As I journeyed home, I fell sick once more on my flight. I had flown home on a different flight than my group and was hospitalized in Chicago until I was stable enough to fly again. Many complete strangers came to my assistance, people in the U.S. who are considered lower status, essential service people. A young African man handling baggage as I came off my flight vomiting in a bag, leaning against the wall, took notice and immediately found me a wheelchair. He got me through customs and all the way to my next gate where he stood by until I was loaded on my connecting flight. As I departed that flight, I was sick again and a young woman of Spanish descent came to my rescue, pushing me all over Chicago airport, through customs twice, under mixed demands from the manager of United Airlines. When I was finally sent to the airport’s adjoining University Medical Center, she stayed with me until her shift was over. The physician on call, also a Hispanic woman, took me under her wing and kept vigil over me every few minutes between her many other tasks and patients. When I was finally able to fly home the following day, yet another airline employee came with a wheelchair, also a Black man, to see me to my gate. He went out of his way, taking me to get water at a nearby food stand. The cashier, also a Black woman, looked up at me sitting in my wheelchair, as frazzled as anyone without a shower in two days who just flew home from having been in India all summer, sick for a good part of it, and said, “You’re almost there pretty lady.” She had no idea where I had been, or where I was going.
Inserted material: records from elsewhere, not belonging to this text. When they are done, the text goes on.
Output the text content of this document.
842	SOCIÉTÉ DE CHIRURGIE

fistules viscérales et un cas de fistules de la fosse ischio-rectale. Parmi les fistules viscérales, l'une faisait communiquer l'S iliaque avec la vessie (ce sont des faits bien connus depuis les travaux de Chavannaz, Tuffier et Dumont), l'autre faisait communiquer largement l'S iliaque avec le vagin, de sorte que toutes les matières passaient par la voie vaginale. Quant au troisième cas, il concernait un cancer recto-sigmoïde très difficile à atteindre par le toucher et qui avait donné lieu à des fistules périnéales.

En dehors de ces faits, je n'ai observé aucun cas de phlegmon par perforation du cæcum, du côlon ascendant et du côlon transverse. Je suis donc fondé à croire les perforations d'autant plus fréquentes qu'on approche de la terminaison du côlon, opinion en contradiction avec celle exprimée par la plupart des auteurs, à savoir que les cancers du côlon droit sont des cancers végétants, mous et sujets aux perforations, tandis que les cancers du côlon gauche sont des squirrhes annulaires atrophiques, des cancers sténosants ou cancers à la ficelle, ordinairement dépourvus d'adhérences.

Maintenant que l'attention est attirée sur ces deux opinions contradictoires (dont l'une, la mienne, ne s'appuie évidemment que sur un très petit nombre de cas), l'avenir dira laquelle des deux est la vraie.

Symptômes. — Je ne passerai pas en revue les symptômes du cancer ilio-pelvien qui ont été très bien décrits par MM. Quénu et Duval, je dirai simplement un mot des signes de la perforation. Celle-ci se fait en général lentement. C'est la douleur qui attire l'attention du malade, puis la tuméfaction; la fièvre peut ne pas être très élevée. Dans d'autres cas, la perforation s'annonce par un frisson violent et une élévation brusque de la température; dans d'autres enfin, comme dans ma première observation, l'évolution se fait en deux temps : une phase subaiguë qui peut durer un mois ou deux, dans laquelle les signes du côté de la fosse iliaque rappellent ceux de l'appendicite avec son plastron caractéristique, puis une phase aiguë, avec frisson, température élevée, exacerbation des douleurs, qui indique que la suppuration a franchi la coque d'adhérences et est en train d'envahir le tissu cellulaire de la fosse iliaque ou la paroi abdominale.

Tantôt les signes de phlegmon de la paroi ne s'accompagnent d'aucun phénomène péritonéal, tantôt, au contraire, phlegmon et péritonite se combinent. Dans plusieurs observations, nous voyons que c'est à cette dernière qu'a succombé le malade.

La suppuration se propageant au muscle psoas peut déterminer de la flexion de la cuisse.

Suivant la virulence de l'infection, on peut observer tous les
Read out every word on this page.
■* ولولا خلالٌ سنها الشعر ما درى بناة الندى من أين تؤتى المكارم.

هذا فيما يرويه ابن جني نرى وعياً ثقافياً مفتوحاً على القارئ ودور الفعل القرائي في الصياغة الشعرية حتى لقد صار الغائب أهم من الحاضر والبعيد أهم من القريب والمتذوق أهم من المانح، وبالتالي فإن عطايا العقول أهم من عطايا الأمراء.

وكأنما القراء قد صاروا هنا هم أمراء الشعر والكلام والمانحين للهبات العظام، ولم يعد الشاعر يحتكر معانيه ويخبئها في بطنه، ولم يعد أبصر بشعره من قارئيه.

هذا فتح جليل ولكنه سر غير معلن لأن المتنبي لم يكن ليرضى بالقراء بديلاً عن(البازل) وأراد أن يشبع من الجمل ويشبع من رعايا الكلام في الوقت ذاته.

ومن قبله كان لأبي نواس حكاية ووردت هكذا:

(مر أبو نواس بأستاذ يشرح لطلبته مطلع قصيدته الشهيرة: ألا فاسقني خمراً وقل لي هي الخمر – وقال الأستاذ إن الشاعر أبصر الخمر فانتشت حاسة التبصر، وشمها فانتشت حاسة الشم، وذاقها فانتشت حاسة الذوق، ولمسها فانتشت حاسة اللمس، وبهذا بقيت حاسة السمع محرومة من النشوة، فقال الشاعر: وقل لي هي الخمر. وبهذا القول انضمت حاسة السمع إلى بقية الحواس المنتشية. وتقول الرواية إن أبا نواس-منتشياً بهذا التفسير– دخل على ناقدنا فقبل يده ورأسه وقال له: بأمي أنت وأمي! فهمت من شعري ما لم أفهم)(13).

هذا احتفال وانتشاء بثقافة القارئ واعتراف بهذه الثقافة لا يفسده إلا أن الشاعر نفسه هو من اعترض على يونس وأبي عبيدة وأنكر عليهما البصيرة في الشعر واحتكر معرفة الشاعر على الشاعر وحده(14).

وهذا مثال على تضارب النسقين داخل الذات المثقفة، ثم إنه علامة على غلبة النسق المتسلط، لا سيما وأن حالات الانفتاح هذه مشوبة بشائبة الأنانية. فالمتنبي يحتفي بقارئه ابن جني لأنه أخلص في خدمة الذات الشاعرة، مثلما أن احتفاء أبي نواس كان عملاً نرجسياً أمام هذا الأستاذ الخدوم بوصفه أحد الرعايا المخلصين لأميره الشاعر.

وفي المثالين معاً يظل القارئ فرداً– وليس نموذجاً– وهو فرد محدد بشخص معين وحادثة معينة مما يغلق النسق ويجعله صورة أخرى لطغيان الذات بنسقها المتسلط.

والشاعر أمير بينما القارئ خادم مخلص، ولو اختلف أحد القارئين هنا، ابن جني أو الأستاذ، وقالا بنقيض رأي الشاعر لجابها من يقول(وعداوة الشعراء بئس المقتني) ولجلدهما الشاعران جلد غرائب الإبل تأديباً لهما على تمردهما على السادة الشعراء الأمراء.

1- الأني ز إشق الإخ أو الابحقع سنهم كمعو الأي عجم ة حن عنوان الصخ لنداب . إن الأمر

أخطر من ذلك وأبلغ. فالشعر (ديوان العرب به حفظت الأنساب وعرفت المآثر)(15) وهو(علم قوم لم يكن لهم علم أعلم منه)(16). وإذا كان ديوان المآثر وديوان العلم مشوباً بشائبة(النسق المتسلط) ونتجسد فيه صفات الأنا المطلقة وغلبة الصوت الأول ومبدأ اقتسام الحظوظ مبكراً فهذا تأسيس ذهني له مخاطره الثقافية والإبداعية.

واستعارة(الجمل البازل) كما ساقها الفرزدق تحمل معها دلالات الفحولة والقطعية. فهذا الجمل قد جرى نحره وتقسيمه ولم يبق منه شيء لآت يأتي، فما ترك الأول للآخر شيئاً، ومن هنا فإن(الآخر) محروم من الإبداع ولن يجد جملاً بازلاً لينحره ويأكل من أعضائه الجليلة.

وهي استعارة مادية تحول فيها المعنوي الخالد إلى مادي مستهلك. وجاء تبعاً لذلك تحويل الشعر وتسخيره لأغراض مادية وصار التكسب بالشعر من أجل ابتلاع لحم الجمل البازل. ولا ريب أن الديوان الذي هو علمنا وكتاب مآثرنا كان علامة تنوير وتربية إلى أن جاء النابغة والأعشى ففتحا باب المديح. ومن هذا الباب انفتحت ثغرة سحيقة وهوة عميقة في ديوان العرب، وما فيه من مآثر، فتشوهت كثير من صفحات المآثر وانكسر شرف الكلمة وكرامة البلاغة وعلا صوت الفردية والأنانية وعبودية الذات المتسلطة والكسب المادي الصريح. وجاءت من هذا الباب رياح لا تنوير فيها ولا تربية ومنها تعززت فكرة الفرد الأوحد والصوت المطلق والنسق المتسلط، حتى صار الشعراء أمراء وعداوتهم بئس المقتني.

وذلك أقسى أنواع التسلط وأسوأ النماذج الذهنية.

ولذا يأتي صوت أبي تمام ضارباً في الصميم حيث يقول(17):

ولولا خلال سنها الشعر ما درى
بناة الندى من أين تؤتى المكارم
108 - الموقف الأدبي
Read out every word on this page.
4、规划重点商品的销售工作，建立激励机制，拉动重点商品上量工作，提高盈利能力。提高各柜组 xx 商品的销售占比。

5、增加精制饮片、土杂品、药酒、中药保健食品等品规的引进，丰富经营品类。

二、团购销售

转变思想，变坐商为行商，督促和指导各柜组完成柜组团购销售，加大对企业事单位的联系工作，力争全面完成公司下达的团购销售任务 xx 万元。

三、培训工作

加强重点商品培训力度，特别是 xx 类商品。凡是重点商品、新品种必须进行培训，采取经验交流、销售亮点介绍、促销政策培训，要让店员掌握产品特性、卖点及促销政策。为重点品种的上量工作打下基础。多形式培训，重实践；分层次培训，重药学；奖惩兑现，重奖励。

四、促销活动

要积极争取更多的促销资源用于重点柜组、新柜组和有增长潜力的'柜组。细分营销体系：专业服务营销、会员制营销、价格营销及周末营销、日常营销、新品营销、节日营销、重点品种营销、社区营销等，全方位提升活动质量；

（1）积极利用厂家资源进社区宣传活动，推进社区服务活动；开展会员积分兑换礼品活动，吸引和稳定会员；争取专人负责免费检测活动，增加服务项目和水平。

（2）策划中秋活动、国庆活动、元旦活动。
The take away from my experience—no matter where we go in the world, it is most often the people who think themselves the smallest, or are thought of as such, who come to our rescue in a crisis. It will be the people who have often times suffered the most or experienced their own struggles in life. It is not the two white men sitting on both sides of you on 19 hour flight watching you lean forward to vomit without uttering the smallest, “Are you ok?” It is not the white flight attendants aware of your sickness on not one, but two entire flights, who never come by to ask if you needed anything. Sometimes even friends with the best of hearts will fail to jump out when you need someone. Maybe your own mother struggled to show affection when you were a child, and you get the chance to re-experience that at 40 years old halfway across the globe. All in all, the Himalayas are vast. There truly are Gods in the mountains. And Giants roam the lands and drive for tourists. Here in the U.S., the most marginalized populations will rise to the occasion in crises, hold your hair as you vomit, and your heart as it breaks. Because compassion is born of the deepest struggles, and those least privileged are inevitably always the richest in heart. Gods and Giants.